5 Critical Considerations When Evaluating a Payments Processor
Navigating change is a survival skill in payments. Rapid adoption of new technology is changing the behavior of today’s consumers. They’re opting for more personalized solutions that remove friction and add value, speed, and convenience. For issuers, remaining static is deadly given the sheer volume of consumer choices that exist today. They must move quickly and sharpen focus on the customer experience—and do so with agility, scalability, and confidence.
Payments processing sits on the critical path to capturing revenue opportunities. The problem is, many traditional payments processing solutions are built on decades-old legacy technology never designed for today’s market needs. Hard coding is required to make even small changes, increasing costs and creating lengthy program implementation times. New providers, while offering more modern cloud-based solutions, don’t have the proven reliability and depth of experience required to demonstrate sustainable success. As such, card issuers, FinTechs, brands, and governments looking to remain their customers’ trusted brand of choice have to pick a card processing vendor wisely.
Importantly, technology can’t be the only consideration. You need to look deeper. Below are five critical factors to evaluate when selecting a payments processing partner:
- Speed-to-Revenue capabilities. How quickly can the card processor have a new program or feature in the market? The answers of months and years may have gotten you by in the past, but consumers have no time to wait – they’ll simply go somewhere else. Rapid deployment of a new feature or program in 60 days or less is required for issuers that desire a first-mover designation, or early-adopter reputation. Look for a payments processor with a complete SaaS solution versus inflexible legacy COBOL programming. A processor that puts the controls in your hands puts you on a fast track to revenue.

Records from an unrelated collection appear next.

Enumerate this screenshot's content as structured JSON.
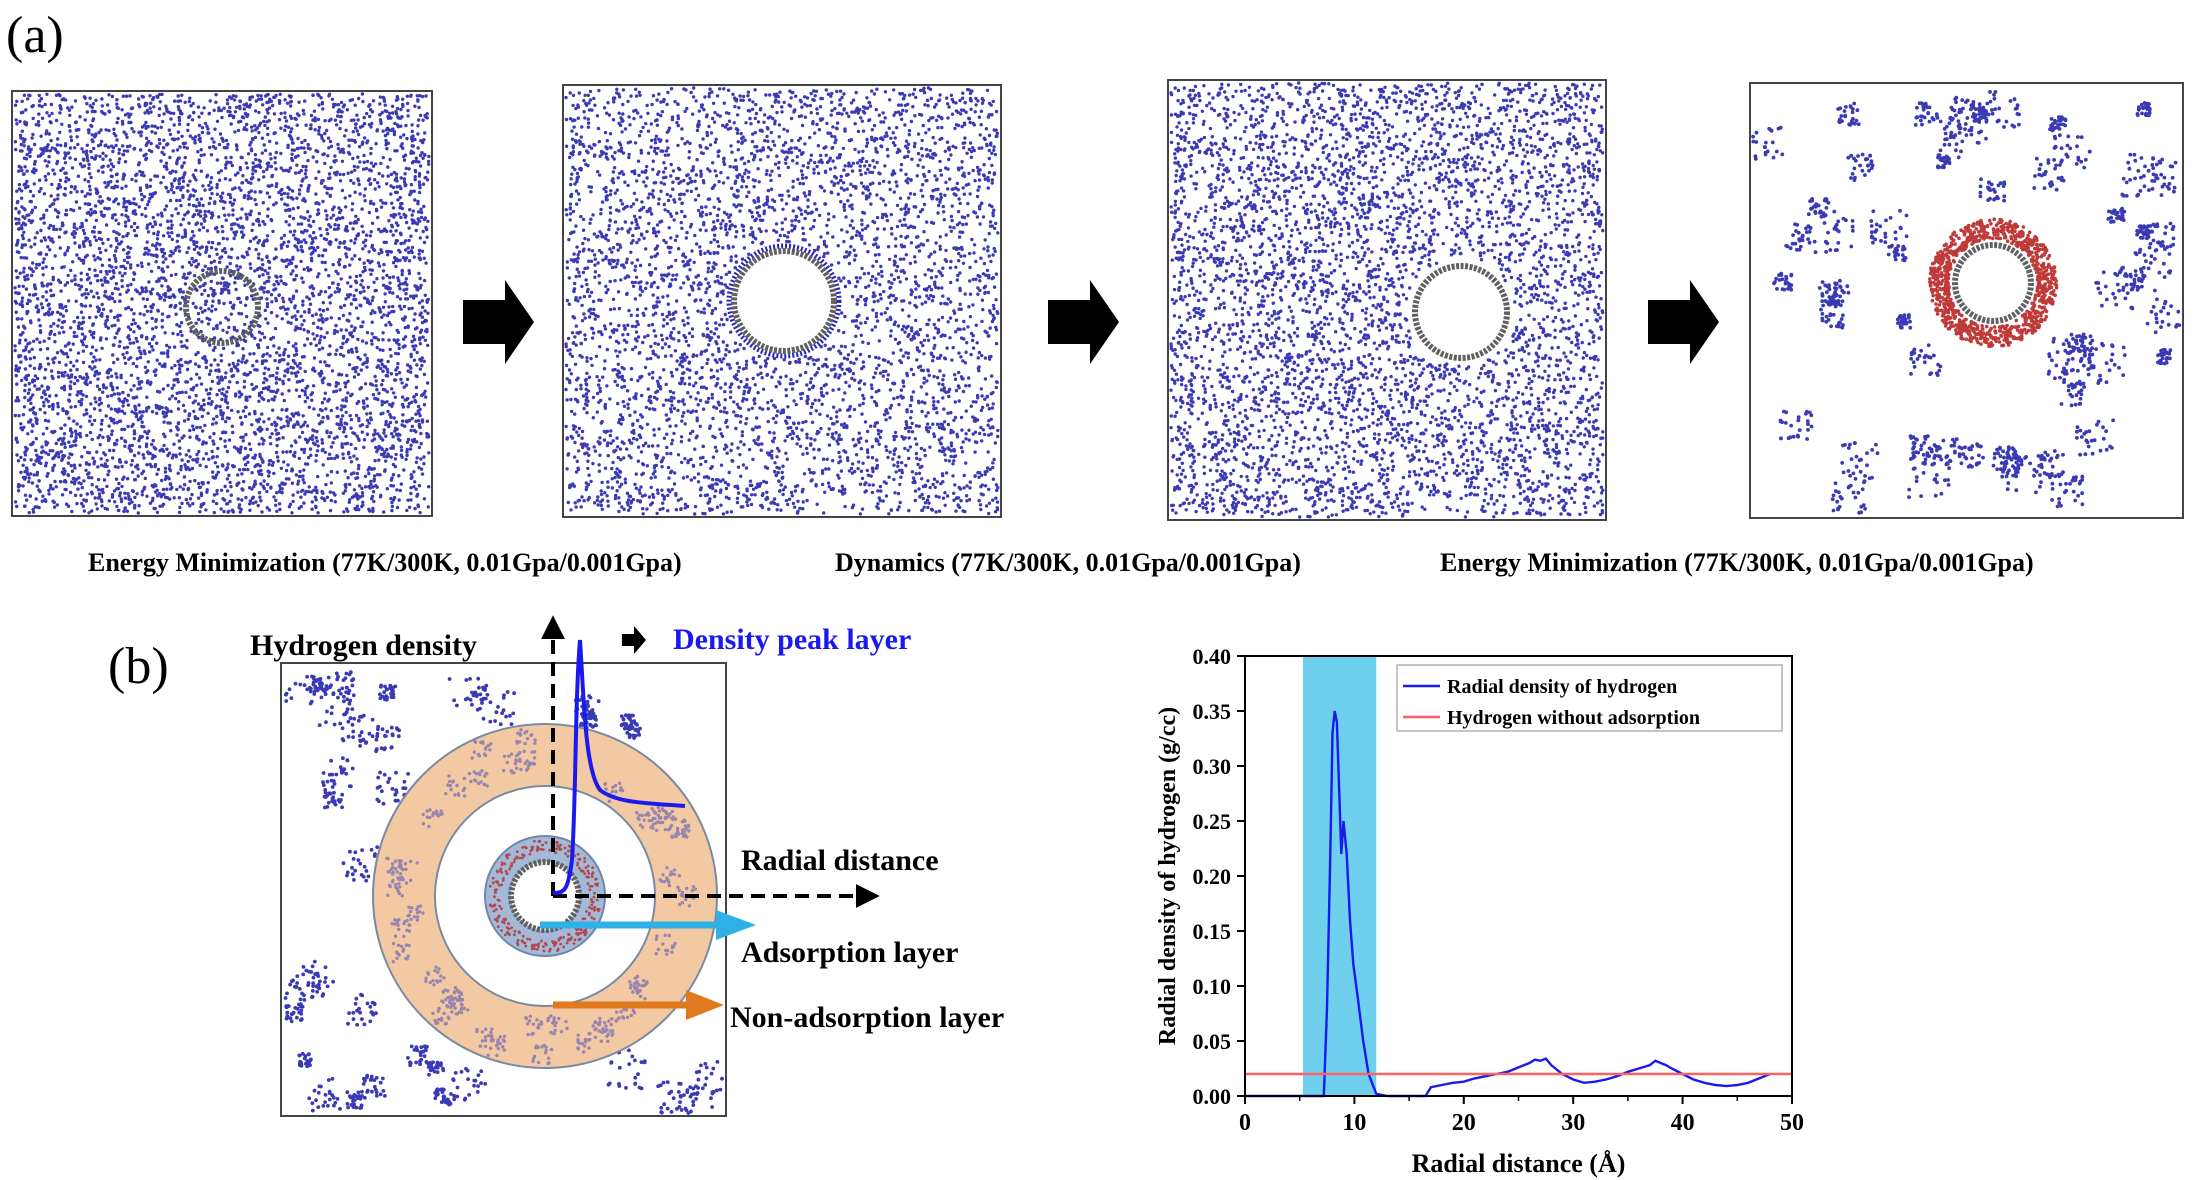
{
  "panel_a": {
    "label": "(a)",
    "captions": [
      "Energy Minimization (77K/300K, 0.01Gpa/0.001Gpa)",
      "Dynamics (77K/300K, 0.01Gpa/0.001Gpa)",
      "Energy Minimization (77K/300K, 0.01Gpa/0.001Gpa)"
    ]
  },
  "panel_b": {
    "label": "(b)",
    "hydrogen_density": "Hydrogen density",
    "density_peak_layer": "Density peak layer",
    "radial_distance": "Radial distance",
    "adsorption_layer": "Adsorption layer",
    "non_adsorption_layer": "Non-adsorption layer"
  },
  "colors": {
    "molecule": "#3a3ab4",
    "adsorbed": "#c03a3a",
    "tube": "#606060",
    "density_line": "#1a1aee",
    "reference_line": "#ff6060",
    "highlight_band": "#6fd0ee",
    "annulus": "#f2c9a3",
    "adsorption_arrow": "#2fb0e6",
    "non_adsorption_arrow": "#e07a1f"
  },
  "chart_data": {
    "type": "line",
    "xlabel": "Radial distance (Å)",
    "ylabel": "Radial density of hydrogen (g/cc)",
    "xlim": [
      0,
      50
    ],
    "ylim": [
      0,
      0.4
    ],
    "xticks": [
      "0",
      "10",
      "20",
      "30",
      "40",
      "50"
    ],
    "yticks": [
      "0.00",
      "0.05",
      "0.10",
      "0.15",
      "0.20",
      "0.25",
      "0.30",
      "0.35",
      "0.40"
    ],
    "legend_position": "top-right",
    "highlight_x_range": [
      5.3,
      12
    ],
    "series": [
      {
        "name": "Radial density of hydrogen",
        "x": [
          0,
          5,
          7.2,
          7.5,
          7.8,
          8.0,
          8.2,
          8.4,
          8.6,
          8.8,
          9.0,
          9.3,
          9.6,
          9.9,
          10.3,
          10.8,
          11.3,
          12.0,
          13,
          15,
          16.5,
          17,
          18,
          19,
          20,
          21,
          22,
          23,
          24,
          25,
          26,
          26.5,
          27,
          27.5,
          28,
          29,
          30,
          31,
          32,
          33,
          34,
          35,
          36,
          37,
          37.5,
          38,
          38.5,
          39,
          40,
          41,
          42,
          43,
          44,
          45,
          46,
          47,
          48
        ],
        "values": [
          0,
          0,
          0,
          0.08,
          0.22,
          0.33,
          0.35,
          0.34,
          0.28,
          0.22,
          0.25,
          0.22,
          0.16,
          0.12,
          0.09,
          0.05,
          0.02,
          0.002,
          0,
          0,
          0,
          0.008,
          0.01,
          0.012,
          0.013,
          0.016,
          0.018,
          0.02,
          0.022,
          0.026,
          0.03,
          0.033,
          0.032,
          0.034,
          0.028,
          0.02,
          0.015,
          0.012,
          0.013,
          0.015,
          0.018,
          0.022,
          0.025,
          0.028,
          0.032,
          0.03,
          0.028,
          0.025,
          0.02,
          0.015,
          0.012,
          0.01,
          0.009,
          0.01,
          0.012,
          0.016,
          0.02
        ]
      },
      {
        "name": "Hydrogen without adsorption",
        "x": [
          0,
          50
        ],
        "values": [
          0.02,
          0.02
        ]
      }
    ]
  }
}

- Reliability. Payments processing platforms can only make money when they are available. While industry standards call for platforms to be available 99.9% of the time, an issuer must demand better. Every one-hundredth of a percent equates to roughly 7 additional hours of uptime each year. Use your monthly revenue run rate to determine how much revenue is at risk working with a payments processor who provides 99.9% versus one that guarantees 99.99%.
- Redundancy and security. Does your provider own their own data processing centers, or do they outsource them? How many centers do they have? Do they own their own IP addresses? How many copies are produced from each transaction that flows through the system? How many employees are there to cover critical functions 24/7/365? The answers to these questions will paint a clear picture that either provides you confidence or raises more concerns.
- Audited processes. Everyone says they are compliant but who verifies it? Your payments processor or potential processor should be able to demonstrate key industry attestations. SOC 1 and 2, SSAE 18, ISO 27001, and PCI DSS are all certifications you should look for in a payments processor. Additionally, beyond the specific certifications, what firm is behind its issuance? For example, is it a repeatable name like Ernst & Young or TrustWave, or is it through a firm you’ve not heard of?
- Management team. Finally, what is the management team’s operating philosophy? What’s the depth of the team? The management team’s vision and direction set the tone for how the company operates, which trickles down to how issues are resolved, escalations are handled, and perhaps most meaningful, how customers are treated and supported.
Finding the right payments processor is a critical step to maximizing your payments program whether it is a debit, credit, prepaid, or credit program. The right partner should provide a secure and reliable platform that will help you get to market faster with innovative customer-focused new features and products that drive revenue and profitability.